Le titre BOA Niger surprend les analystes boursiers en affichant une progression spectaculaire de 40% à la Bourse régionale des valeurs mobilières (BRVM) d’Abidjan, alors que la banque vient de publier un profit warning et enregistre une baisse significative de son bénéfice net. Cette divergence entre les performances financières et la valorisation en Bourse interroge sur les mécanismes à l’œuvre derrière cette dynamique.

Profit warning : un signal ignoré par le marché

L’avertissement sur les résultats émis par cette filiale du groupe marocain BMCE Bank of Africa aurait dû, en théorie, entraîner une chute du cours. Pourtant, le titre BOA Niger résiste et enregistre une appréciation marquée. Ce phénomène s’explique en partie par la faible liquidité du compartiment financier de la BRVM. Sur un marché où les volumes d’échange restent modestes, quelques transactions importantes suffisent à faire bondir le cours. La capitalisation flottante réduite de BOA Niger amplifie mécaniquement ces mouvements, qu’ils soient haussiers ou baissiers. Cependant, l’ampleur de cette hausse de 40% dépasse largement les variations habituelles observées sur la cote régionale.

Un contexte économique nigérien encore fragile

Malgré cette performance boursière, la situation économique du Niger reste marquée par des tensions persistantes. Le pays subit les répercussions des sanctions régionales imposées après les bouleversements institutionnels à Niamey, ainsi que les ajustements consécutifs au retrait de la CEDEAO. Ces mesures ont perturbé les flux financiers transfrontaliers, impactant directement le produit net bancaire des établissements locaux, dont BOA Niger.

La baisse du bénéfice annoncée par la filiale reflète ces pressions. Les banques opérant dans l’Union économique et monétaire ouest-africaine (UEMOA) évoluent dans un cadre prudentiel strict, défini par la BCEAO, qui limite leur capacité à absorber les chocs économiques. La filiale nigérienne de BOA, bien que présente dans une quinzaine de pays africains, n’est pas épargnée par cette contrainte.

Entre spéculation et pari sur l’avenir

Plusieurs interprétations circulent pour expliquer cette hausse inattendue.
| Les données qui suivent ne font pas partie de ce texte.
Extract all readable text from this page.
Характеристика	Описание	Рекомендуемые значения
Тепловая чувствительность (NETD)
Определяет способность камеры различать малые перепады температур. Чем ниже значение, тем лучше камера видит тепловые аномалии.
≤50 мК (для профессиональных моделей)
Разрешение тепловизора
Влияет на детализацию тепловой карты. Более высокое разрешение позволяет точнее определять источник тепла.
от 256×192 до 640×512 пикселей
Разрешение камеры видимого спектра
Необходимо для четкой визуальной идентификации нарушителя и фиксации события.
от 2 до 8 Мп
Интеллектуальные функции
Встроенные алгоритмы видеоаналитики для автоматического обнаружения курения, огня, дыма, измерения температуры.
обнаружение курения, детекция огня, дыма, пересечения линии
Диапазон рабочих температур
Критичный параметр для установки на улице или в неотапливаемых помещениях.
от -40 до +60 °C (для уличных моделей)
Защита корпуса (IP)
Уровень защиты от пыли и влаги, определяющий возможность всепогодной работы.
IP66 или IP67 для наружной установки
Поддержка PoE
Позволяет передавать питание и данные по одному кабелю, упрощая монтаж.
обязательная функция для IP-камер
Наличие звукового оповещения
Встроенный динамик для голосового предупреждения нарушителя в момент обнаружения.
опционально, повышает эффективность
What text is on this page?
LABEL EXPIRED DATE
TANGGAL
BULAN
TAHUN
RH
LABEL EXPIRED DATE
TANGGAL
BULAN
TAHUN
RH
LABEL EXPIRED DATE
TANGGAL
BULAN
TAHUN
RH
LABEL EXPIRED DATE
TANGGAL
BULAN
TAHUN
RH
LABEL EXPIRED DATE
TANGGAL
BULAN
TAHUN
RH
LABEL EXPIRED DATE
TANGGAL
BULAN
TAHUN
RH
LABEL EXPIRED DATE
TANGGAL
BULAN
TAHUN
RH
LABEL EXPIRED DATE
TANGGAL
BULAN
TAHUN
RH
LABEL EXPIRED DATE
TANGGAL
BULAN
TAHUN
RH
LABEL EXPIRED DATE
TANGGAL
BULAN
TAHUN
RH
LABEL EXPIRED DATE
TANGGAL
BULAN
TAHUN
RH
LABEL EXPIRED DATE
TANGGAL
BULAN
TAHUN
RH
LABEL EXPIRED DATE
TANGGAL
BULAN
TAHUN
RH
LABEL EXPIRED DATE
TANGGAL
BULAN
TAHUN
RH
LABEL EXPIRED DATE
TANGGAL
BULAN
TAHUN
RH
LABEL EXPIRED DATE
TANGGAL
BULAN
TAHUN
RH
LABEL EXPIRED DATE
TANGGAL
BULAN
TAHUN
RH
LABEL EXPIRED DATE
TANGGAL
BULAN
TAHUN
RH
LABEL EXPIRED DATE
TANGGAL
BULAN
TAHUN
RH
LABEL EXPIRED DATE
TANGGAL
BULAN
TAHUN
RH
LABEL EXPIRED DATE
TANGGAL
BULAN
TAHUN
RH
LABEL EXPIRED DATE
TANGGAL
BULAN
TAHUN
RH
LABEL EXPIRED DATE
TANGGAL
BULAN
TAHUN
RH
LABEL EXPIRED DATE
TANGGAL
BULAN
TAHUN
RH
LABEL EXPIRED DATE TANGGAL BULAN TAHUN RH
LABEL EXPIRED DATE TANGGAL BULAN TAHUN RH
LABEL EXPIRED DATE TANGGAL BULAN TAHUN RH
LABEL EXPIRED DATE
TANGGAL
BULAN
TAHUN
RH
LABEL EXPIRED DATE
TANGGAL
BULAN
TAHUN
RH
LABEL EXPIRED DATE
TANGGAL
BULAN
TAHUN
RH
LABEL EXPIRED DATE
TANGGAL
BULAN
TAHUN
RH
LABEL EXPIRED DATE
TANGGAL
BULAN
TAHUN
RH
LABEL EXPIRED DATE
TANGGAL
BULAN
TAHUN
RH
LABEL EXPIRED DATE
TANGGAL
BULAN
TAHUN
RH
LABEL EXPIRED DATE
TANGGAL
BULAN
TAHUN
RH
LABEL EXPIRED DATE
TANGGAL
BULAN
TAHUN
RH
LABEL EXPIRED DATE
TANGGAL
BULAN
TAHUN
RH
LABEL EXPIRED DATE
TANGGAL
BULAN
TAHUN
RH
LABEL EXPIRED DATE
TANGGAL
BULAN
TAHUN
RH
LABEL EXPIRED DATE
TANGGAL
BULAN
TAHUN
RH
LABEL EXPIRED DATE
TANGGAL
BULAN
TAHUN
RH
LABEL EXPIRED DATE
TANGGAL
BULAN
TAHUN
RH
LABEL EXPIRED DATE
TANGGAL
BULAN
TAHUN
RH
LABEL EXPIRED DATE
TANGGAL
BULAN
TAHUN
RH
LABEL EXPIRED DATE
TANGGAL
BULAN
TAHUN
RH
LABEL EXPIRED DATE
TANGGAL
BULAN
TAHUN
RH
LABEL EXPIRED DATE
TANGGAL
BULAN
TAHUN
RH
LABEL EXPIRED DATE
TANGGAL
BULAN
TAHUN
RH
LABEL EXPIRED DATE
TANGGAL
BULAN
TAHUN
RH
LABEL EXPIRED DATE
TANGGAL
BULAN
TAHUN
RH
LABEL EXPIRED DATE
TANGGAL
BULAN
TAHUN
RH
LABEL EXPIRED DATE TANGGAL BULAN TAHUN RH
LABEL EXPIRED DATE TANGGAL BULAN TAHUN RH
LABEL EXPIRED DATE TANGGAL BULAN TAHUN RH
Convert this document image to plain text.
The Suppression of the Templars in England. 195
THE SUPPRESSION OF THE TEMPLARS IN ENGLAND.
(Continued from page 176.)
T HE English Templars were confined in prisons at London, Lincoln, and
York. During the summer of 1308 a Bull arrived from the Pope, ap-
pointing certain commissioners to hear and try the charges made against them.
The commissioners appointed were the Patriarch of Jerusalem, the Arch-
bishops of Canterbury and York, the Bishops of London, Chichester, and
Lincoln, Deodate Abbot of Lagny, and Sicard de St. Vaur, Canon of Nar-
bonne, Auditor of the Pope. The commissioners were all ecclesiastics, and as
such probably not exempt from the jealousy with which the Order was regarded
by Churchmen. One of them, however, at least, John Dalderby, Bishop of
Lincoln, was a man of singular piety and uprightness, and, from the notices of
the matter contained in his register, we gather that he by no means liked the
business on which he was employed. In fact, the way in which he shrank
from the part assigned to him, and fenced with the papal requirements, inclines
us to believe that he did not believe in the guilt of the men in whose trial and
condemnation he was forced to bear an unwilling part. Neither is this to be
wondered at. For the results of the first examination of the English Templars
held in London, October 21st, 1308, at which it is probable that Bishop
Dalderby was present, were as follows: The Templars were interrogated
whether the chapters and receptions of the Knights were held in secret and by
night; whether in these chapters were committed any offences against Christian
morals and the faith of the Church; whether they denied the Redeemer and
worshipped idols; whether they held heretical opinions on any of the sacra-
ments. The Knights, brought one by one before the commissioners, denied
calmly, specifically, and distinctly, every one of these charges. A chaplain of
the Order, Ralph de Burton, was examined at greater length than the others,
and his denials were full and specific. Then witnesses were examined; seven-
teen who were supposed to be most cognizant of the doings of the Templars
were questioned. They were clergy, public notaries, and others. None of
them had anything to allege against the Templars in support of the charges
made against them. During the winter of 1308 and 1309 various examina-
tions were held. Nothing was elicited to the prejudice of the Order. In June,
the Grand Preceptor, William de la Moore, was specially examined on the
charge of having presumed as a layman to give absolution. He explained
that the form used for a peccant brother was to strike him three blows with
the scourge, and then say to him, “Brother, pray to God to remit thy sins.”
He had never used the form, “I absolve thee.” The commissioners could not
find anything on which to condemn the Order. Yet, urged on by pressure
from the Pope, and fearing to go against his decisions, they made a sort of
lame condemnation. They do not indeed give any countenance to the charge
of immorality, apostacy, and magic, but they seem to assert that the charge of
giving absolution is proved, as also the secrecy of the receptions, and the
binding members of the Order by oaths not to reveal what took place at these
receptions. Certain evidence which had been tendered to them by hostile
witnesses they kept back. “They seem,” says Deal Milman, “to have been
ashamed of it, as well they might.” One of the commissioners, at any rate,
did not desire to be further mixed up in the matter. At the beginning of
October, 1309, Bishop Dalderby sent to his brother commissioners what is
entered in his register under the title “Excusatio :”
Certains y voient un mouvement technique, alimenté par des arbitrages de portefeuille et des repositionnements d’investisseurs institutionnels sur le compartiment bancaire de la BRVM. D’autres avancent l’hypothèse d’un pari sur la solidité du modèle BOA, dont la maison mère, basée à Casablanca, dispose de marges de manœuvre pour soutenir ses filiales en difficulté.

Une autre lecture met en avant les anticipations d’une normalisation politique au Niger, susceptible de rétablir certains canaux financiers et de redonner de la visibilité aux acteurs bancaires. Les investisseurs les plus optimistes misent sur un retour à meilleure fortune dès l’exercice suivant, avec une base de comparaison favorable après une année marquée par un profit warning. Cette anticipation pourrait justifier la prime accordée au titre, malgré des résultats dégradés à court terme.

Pour la BRVM, cet épisode illustre les spécificités d’un marché en développement, où la profondeur reste limitée et où les dynamiques de flux peuvent s’écarter des publications financières. Les régulateurs régionaux, notamment le CREPMF, suivent ces mouvements avec une attention particulière, soucieux de préserver la crédibilité d’une place qui ambitionne d’attirer davantage d’émetteurs et d’investisseurs internationaux.